In the early ’80s, we started down an economic path dominated by increasing consumption. We moved a lot of manufacturing offshore, imported a lot of stuff and gave our Eastern trading partners (China, Japan, South Korea) a pathway to sustained economic growth. As our income growth slowed, we borrowed more to maintain our levels of consumption, created new financial products and leveraged ourselves right into a giant recession. The political response to the recession was to borrow more money to boost consumption levels and, by God, we have nearly done it! 

Consumption (70 percent of the economy) is nearly back to 2007 levels. However, there are just a couple problems with this policy. We have amassed $4 trillion in debt, and the consumers are still on life support with the federal government providing more than 18 percent of their income through programs like food stamps and unemployment compensation, which is now being extended by nearly three years. 

At some point we need to repay all this borrowing. Check out ‘Graph 1’ in the gallery to the right.

So we have done what worked in all of the recessions in the past 30 years. Only this time it isn’t working very well at all. The designers of the bailouts and stimulus programs are gone from the former White House economic team (Larry Summers and Christina Romer, among others), yet their policies remain, now managed by Ben Bernanke and Tim Geithner.

To see where we are with our current policies, click on ‘Graph 2’ in the gallery to the right.

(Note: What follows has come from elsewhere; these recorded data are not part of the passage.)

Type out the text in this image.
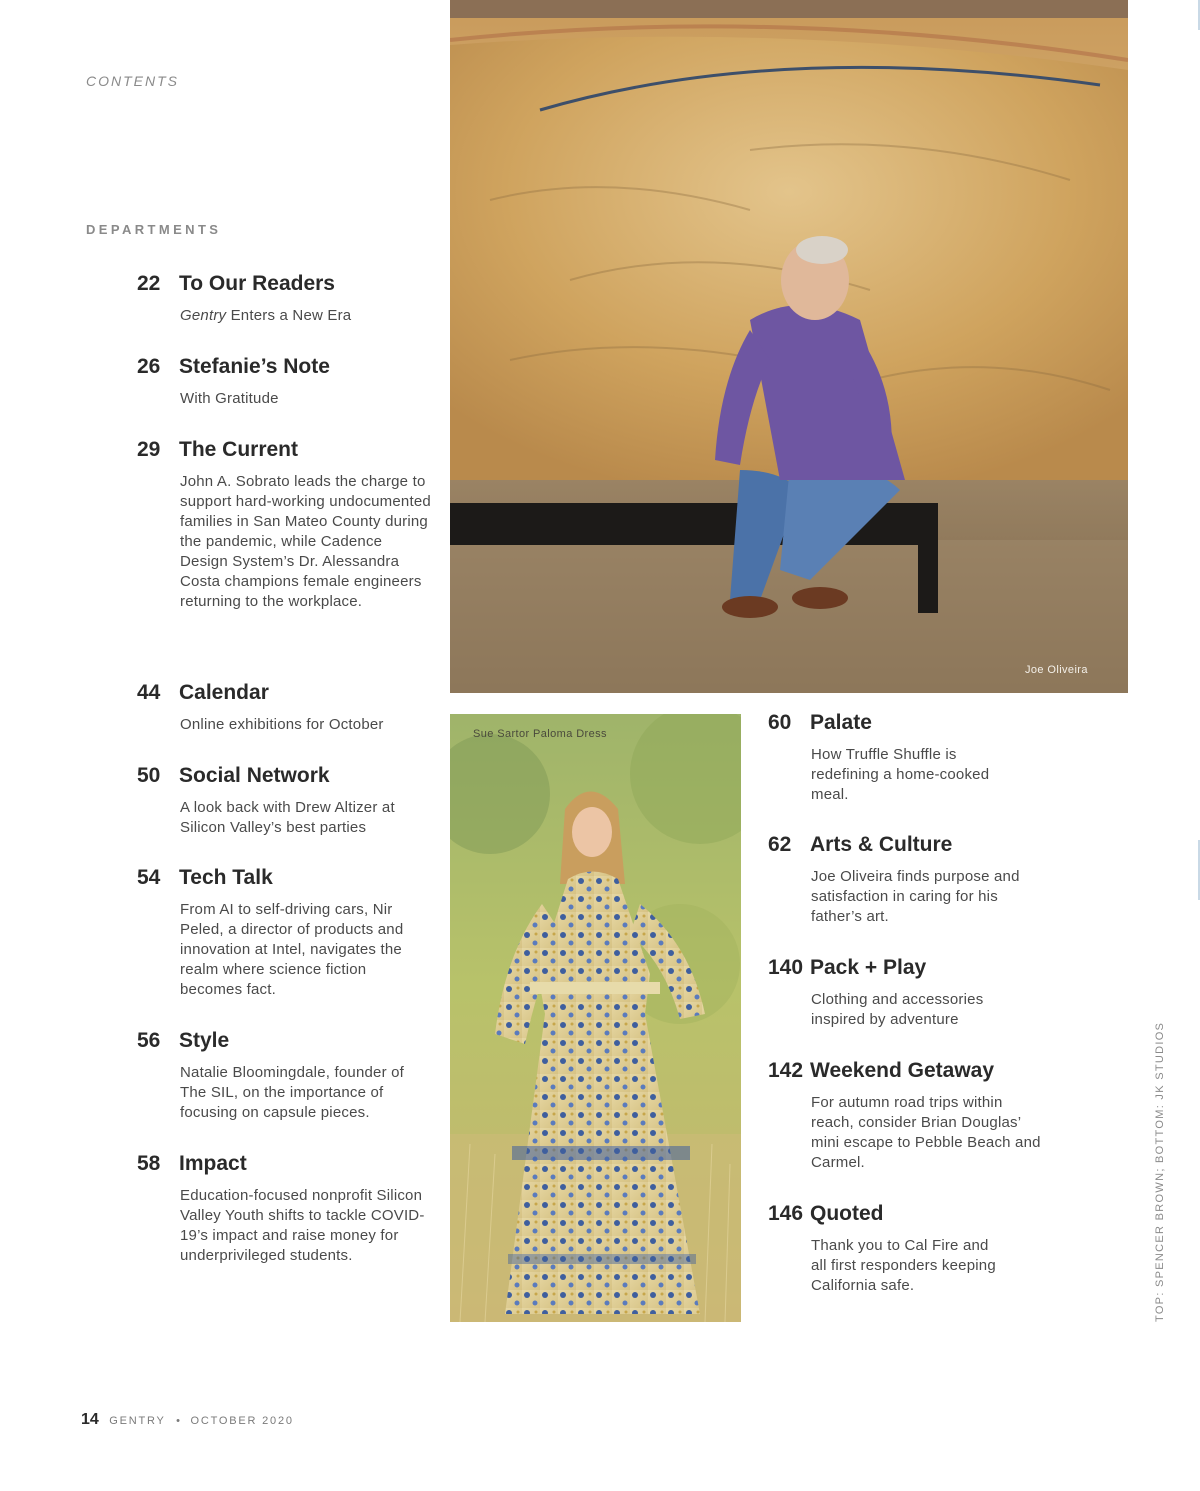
CONTENTS
DEPARTMENTS
22 To Our Readers
Gentry Enters a New Era
26 Stefanie’s Note
With Gratitude
29 The Current
John A. Sobrato leads the charge to support hard-working undocumented families in San Mateo County during the pandemic, while Cadence Design System’s Dr. Alessandra Costa champions female engineers returning to the workplace.
44 Calendar
Online exhibitions for October
50 Social Network
A look back with Drew Altizer at Silicon Valley’s best parties
54 Tech Talk
From AI to self-driving cars, Nir Peled, a director of products and innovation at Intel, navigates the realm where science fiction becomes fact.
56 Style
Natalie Bloomingdale, founder of The SIL, on the importance of focusing on capsule pieces.
58 Impact
Education-focused nonprofit Silicon Valley Youth shifts to tackle COVID-19’s impact and raise money for underprivileged students.
Joe Oliveira
Sue Sartor Paloma Dress	60 Palate
How Truffle Shuffle is redefining a home-cooked meal.
62 Arts & Culture
Joe Oliveira finds purpose and satisfaction in caring for his father’s art.
140 Pack + Play
Clothing and accessories inspired by adventure
142 Weekend Getaway
For autumn road trips within reach, consider Brian Douglas’ mini escape to Pebble Beach and Carmel.
146 Quoted
Thank you to Cal Fire and all first responders keeping California safe.	TOP: SPENCER BROWN; BOTTOM: JK STUDIOS
14 GENTRY • OCTOBER 2020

As consumer spending increased over the past 30 years, the growth in the economy slowed. Despite the current stimulus, economic growth is still anemic by historical standards. Furthermore, for those of you with an economic bent, you probably already know that savings equals investment—i.e. if we save less, we invest less.  In the short run, that is acceptable, but in the long run, lower investment levels drastically slow the economy. The problem is that in the domain of political economics, all decisions are made for the short run. In other words, only until the next election, be it two years, four years or six years. In short, truly appropriate long-run economic decisions are stifled by the short-run political process.

For a look at what the past five decades of private savings (and therefore private investment) and economic growth data look like, click on ‘Graph 3’ in the gallery to the right.

It is clear that continuing the current economic policies in Washington will not solve our economic problems. The solution lies in an increase in personal savings, less consumption and an upturn in private corporate investment.

We need to go back to work, something at which Americans excel.

We need a substantially lighter government burden on our economy, in both financial and regulatory sectors. This new policy will take years to implement and demonstrate meaningful long-term results.

So as I ponder investing my clients’ funds, I do it realistically, knowing the policies from Washington are wrong and leading us in a direction that in the long run won’t work. 

For the time being, the stimulus has juiced up the stock and commodity markets, providing transitory returns. But sometime soon, perhaps this year or maybe next, the folly of the current economic policies will become apparent to nearly all and we will change economic course. 

Let’s hope it can be done without a wrenching adjustment to interest rates and stock prices.